In HAPLS, the diode arrays fire 10 times per second, delivering kilojoule laser pulses to the final power amplifier.

To meet the rigorous design specification for HAPLS, Livermore had to look past current laser pump technology. Existing high-energy scientific laser systems like Livermore’s National Ignition Facility use flashlamp technology to pump atoms in large slabs of laser glass.

In order to get to the high repetition rate required by HAPLS, the team needed to come up with technologies that transfer less heat than flashlamps and remove it at faster rates, which lessens the time between laser shots.

“Flashlamp technology for lasers has been around for more than 50 years, and we've pretty much pushed the limits of that technology and maxed out what we can do with them,” said HALPS systems architect Dr. Andy Bayramian. “We’ve closed the books on flashlamps and started a new one with these laser diode arrays, enabling a far more advanced class of high-energy laser systems.”

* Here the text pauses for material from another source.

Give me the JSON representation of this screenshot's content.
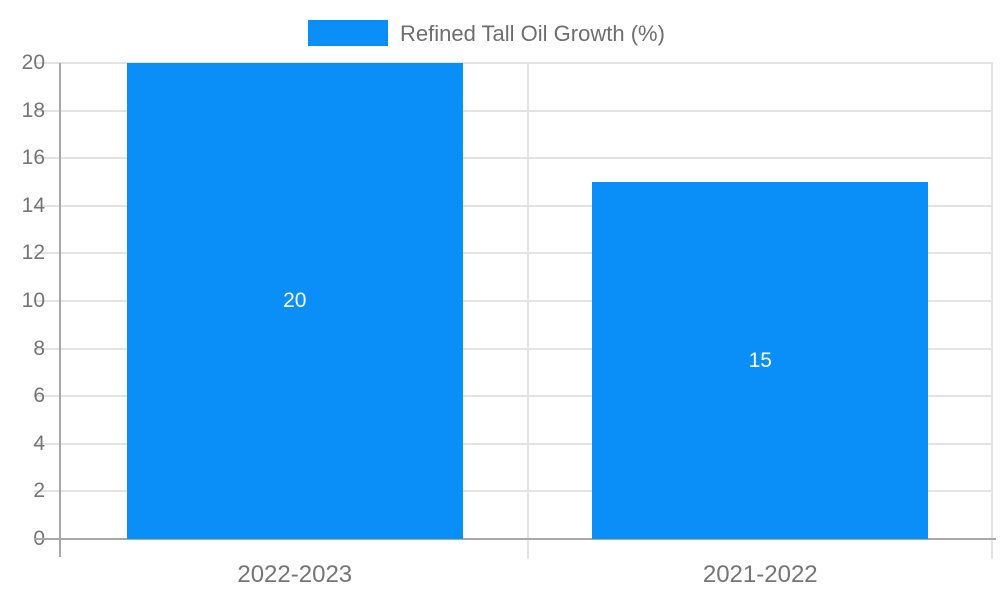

The diode arrays represent total peak power of 3.2 MW, making them the highest peak-power diode arrays in the world. Courtesy of Damien Jemison/Lawrence Livermore National Laboratory.


To develop these diode arrays, Livermore partnered with Lasertel Inc., a member of the Finmeccanica Group and a developer of high-powered semiconductor laser pump modules. Lasertel combined advanced semiconductor laser technology with novel micro-optics to supply the megawatt-class pump modules in a reliable, integrated platform.

“Our collaboration has enabled several new benchmarks for laser performance to be set in a remarkably short period of time,” said Lasertel President Mark McElhinney. “This is a validation of the significant progress that has been made toward the routine production of high-energy lasers for revolutionary commercial applications and groundbreaking scientific research.”

In addition, Livermore needed to develop a completely new type of pulsed-power system in order to drive the diode arrays. The pulsed-power system supplies the arrays with electrical power by drawing energy from the grid and converting it to extremely high-current, precisely shaped electrical pulses. Each power supply is capable of driving 40,000 A. Livermore holds a patent on this technology.

Meanwhile, Northrop Grumman Cutting Edge Optronics recently installed another HAPLS component at Livermore. The joule-class, injection-seeded, diode-pumped solid-state (DPSS) laser system will serve as the pump source for one of the HAPLS high-energy Ti:sapphire amplifier stages.

The Gigashot-HE consists of four PowerPulse laser modules — an oscillator, a pre-amplifier and two power amplifiers — radially side pumped Nd:YAG rods ranging in diameter from 3 to 18 mm. The system outputs 2 J of 532-nm energy in each sub-10-ns pulse at 10 Hz with a near-field flat-top beam profile.